Today’s News - Thursday, August 9, 2018

EDITOR'S NOTE: Tomorrow and Monday will be no-newsletter days. We'll be back Tuesday, August 14.

●  ANN feature: The Pop-up Phenomenon, Made in America: To meet a growing demand, Hofmann Architecture's Living Vehicle is an architectural platform offering mobile, easily deployable business and housing options (full disclosure: we want one!).

●  Sperber makes the case that "to end abuse in architecture, start with the lone wolf myth. Nothing can further from the truth. Creativity and masculinity have been conflated for too long."

●  Rudlin reports on Richard Florida's keynote at the 13th Academy of Urbanism congress in Cork, which was met with "a degree of hostility - he was right to identify the importance of the creative class. But the new urban crisis is the result of the unfettered workings of the market rather than a bunch of tech workers in a tower."

●  Brey reports on a New York State program that "supports residents in smaller cities to redevelop abandoned buildings as affordable housing in struggling neighborhoods and build local wealth at the same time" (unnamed architect involved).

●  Quigley reports from "inside architecture's new classicism boom," and talks to some top architects who "are being called on to look back - way back - in order to get ahead."

●  An MIT design workshop comes up with "a prototype building to demonstrate that even huge buildings can be built primarily with wood": "Longhouse is a wonderfully creative and beautifully executed example of the design potential for mass timber."

●  The North American Green Roofs for Healthy Cities survey finds Washington, DC, is home to the most green roofs; Newark, NJ, is second, followed by the cities rounding out the top 10.

●  Philadelphia is on the GRHC's top 10 list: "The city has evolved from a green-roof backwater to a leader in the field," with a round-up of the city's best (and very cool) green roofs.

●  Alan Jones wins RIBA presidential election after "an unusually eventful election battle" + Paul Finch comments + Twitter reactions.

●  The Australian Institute of Architects, on the other hand, "sacks" its CEO - "neither side was prepared to make public comments."

●  Cramer has a great conversation with Justin Davidson re: "how design can motivate intrinsic urban activities."

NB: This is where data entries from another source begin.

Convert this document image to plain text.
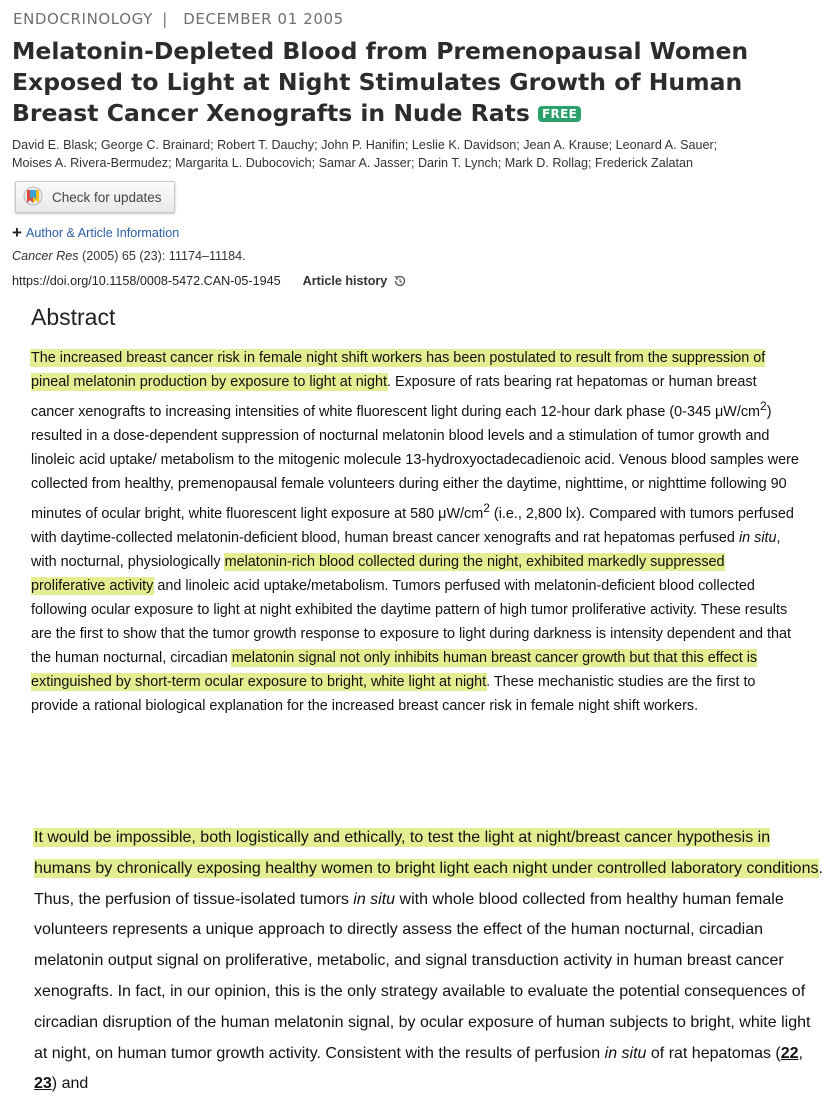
ENDOCRINOLOGY | DECEMBER 01 2005
Melatonin-Depleted Blood from Premenopausal Women Exposed to Light at Night Stimulates Growth of Human Breast Cancer Xenografts in Nude Rats FREE
David E. Blask; George C. Brainard; Robert T. Dauchy; John P. Hanifin; Leslie K. Davidson; Jean A. Krause; Leonard A. Sauer;
Moises A. Rivera-Bermudez; Margarita L. Dubocovich; Samar A. Jasser; Darin T. Lynch; Mark D. Rollag; Frederick Zalatan
Check for updates
+ Author & Article Information
Cancer Res (2005) 65 (23): 11174–11184.
https://doi.org/10.1158/0008-5472.CAN-05-1945 Article history
Abstract

The increased breast cancer risk in female night shift workers has been postulated to result from the suppression of pineal melatonin production by exposure to light at night. Exposure of rats bearing rat hepatomas or human breast cancer xenografts to increasing intensities of white fluorescent light during each 12-hour dark phase (0-345 $\mu W/cm^2$) resulted in a dose-dependent suppression of nocturnal melatonin blood levels and a stimulation of tumor growth and linoleic acid uptake/ metabolism to the mitogenic molecule 13-hydroxyoctadecadienoic acid. Venous blood samples were collected from healthy, premenopausal female volunteers during either the daytime, nighttime, or nighttime following 90 minutes of ocular bright, white fluorescent light exposure at 580 $\mu W/cm^2$ (i.e., 2,800 lx). Compared with tumors perfused with daytime-collected melatonin-deficient blood, human breast cancer xenografts and rat hepatomas perfused in situ, with nocturnal, physiologically melatonin-rich blood collected during the night, exhibited markedly suppressed proliferative activity and linoleic acid uptake/metabolism. Tumors perfused with melatonin-deficient blood collected following ocular exposure to light at night exhibited the daytime pattern of high tumor proliferative activity. These results are the first to show that the tumor growth response to exposure to light during darkness is intensity dependent and that the human nocturnal, circadian melatonin signal not only inhibits human breast cancer growth but that this effect is extinguished by short-term ocular exposure to bright, white light at night. These mechanistic studies are the first to provide a rational biological explanation for the increased breast cancer risk in female night shift workers.

It would be impossible, both logistically and ethically, to test the light at night/breast cancer hypothesis in humans by chronically exposing healthy women to bright light each night under controlled laboratory conditions. Thus, the perfusion of tissue-isolated tumors in situ with whole blood collected from healthy human female volunteers represents a unique approach to directly assess the effect of the human nocturnal, circadian melatonin output signal on proliferative, metabolic, and signal transduction activity in human breast cancer xenografts. In fact, in our opinion, this is the only strategy available to evaluate the potential consequences of circadian disruption of the human melatonin signal, by ocular exposure of human subjects to bright, white light at night, on human tumor growth activity. Consistent with the results of perfusion in situ of rat hepatomas (22, 23) and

●  Feuerman has a great conversation with Daniel Libeskind in Sydney re: "his design process, humanistic architecture, and the importance of inscribing a narrative to a place": "Every city has its own genes that will lead you and show you what it wants to do."

●  The 2018 Meeting of the Minds Annual Summit early-bird registration deadline looms (save money!).

Weekend diversions:

●  Eyefuls of MAD Architects' "Tunnel of Light" that restored a historic, abandoned Japanese lookout tunnel into "a trail of artistic spaces" as part of the 2018 Echigo-Tsumari Triennale (it's a wow!).

●  Medina cheers the Canadian Centre for Architecture's "Utopie Radicali: Florence 1966-1976": "The rich legacy of 'radical' Italian design risks overexposure," but this "enjoyable" exhibit "on the movement's protagonists avoids the genre's clichés" (a great parsing of the period).

●  "50 Years After Whitney Young Jr." at the Octagon Museum in Washington, DC, "surveys the legacy of the National Urban League, which Young led for a decade," his impact on the AIA, and "showcases key figures in the fight for diversity within architecture."

●  "Prototypes and Experiments" at the Aram Gallery in London "explores the role of models in design" by starchitects and emerging practices.

●  Also in London, photographer Will Scott's "Seaside Shelters" is "an unapologetic celebration of the buildings' unique ornamentation," and is "a much-needed reminder of the architectural, artistic, and cultural value that these public service spots hold"; the book includes an intro by Edwin Heathcote (fab photos here!).

●  "Flooded Modernity" is Danish artist Asmund Havsteen-Mikkelsen's full-scale, sinking model of Corbu's Villa Savoye, part of the VejleMuseerne's Floating Art 2018 festival in Vejle, Denmark.